In Search of Trees: Decision-Tree Policy Synthesis for Black-Box Systems via Search
Emir Demirović, Christian Schilling, Anna Lukina
TL;DR
The paper addresses synthesising small, interpretable decision-tree policies for deterministic black-box systems under a bounded-time, prefix-closed specification. It introduces a backtracking search over discretised predicates combined with a novel trace-based pruning that uses observed traces to discard suboptimal branches while preserving optimality, even without access to the system model. Formal components include discretised predicates of the form $[s_i \geq v_0 + m \cdot v_+]$, a bounded-time bound $k$, and a fitness-based ordering over traces. Empirically, the authors validate substantial runtime reductions and provide insights into the effects of predicate granularity and tree size on search efficiency, demonstrating practical feasibility when small-tree policies exist and outlining future extensions to multi-start, stochastic dynamics, and parallelisation.
Abstract
Decision trees, owing to their interpretability, are attractive as control policies for (dynamical) systems.

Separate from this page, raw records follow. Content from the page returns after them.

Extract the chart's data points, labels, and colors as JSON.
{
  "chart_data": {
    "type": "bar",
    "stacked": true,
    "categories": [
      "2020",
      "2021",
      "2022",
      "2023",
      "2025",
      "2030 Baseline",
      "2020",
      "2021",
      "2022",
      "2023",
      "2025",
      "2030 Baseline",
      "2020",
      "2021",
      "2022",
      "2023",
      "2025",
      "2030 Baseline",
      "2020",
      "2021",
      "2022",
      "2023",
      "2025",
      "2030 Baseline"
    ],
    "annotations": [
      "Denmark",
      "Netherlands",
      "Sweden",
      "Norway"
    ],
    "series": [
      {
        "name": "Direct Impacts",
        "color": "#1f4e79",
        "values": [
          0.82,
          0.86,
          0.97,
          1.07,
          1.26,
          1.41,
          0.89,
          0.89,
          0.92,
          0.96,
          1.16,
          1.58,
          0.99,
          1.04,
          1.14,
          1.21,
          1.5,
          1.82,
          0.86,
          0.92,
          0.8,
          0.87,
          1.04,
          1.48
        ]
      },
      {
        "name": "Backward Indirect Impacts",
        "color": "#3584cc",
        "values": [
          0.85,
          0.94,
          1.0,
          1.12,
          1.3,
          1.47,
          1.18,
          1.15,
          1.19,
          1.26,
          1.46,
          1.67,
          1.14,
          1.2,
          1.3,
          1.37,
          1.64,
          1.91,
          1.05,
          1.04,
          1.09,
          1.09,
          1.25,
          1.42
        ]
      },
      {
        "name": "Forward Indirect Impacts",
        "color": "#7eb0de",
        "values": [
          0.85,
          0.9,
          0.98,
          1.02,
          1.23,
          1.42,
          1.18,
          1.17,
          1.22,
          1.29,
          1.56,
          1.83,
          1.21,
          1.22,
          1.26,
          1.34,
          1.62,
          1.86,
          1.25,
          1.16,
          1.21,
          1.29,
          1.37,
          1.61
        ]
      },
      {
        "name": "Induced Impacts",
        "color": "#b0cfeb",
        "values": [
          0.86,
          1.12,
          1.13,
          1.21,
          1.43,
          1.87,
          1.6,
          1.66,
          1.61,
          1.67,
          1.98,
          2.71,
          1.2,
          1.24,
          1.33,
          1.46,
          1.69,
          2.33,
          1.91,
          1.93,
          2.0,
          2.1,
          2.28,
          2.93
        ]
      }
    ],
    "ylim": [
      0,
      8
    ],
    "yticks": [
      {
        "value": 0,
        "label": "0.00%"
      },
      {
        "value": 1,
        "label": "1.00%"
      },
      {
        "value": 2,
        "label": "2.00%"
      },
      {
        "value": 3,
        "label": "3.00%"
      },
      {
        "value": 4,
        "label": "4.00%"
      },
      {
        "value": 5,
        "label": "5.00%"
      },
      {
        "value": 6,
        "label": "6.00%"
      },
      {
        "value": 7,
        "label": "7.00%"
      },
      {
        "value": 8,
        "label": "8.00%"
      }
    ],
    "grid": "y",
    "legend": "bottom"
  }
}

Unfortunately, constructing, or synthesising, such policies is a challenging task. Previous approaches do so by imitating a neural-network policy, approximating a tabular policy obtained via formal synthesis, employing reinforcement learning, or modelling the problem as a mixed-integer linear program. However, these works may require access to a hard-to-obtain accurate policy or a formal model of the environment (within reach of formal synthesis), and may not provide guarantees on the quality or size of the final tree policy. In contrast, we present an approach to synthesise optimal decision-tree policies given a deterministic black-box environment and specification, a discretisation of the tree predicates, and an initial set of states, where optimality is defined with respect to the number of steps to achieve the goal. Our approach is a specialised search algorithm which systematically explores the (exponentially large) space of decision trees under the given discretisation. The key component is a novel trace-based pruning mechanism that significantly reduces the search space. Our approach represents a conceptually novel way of synthesising small decision-tree policies with optimality guarantees even for black-box environments with black-box specifications.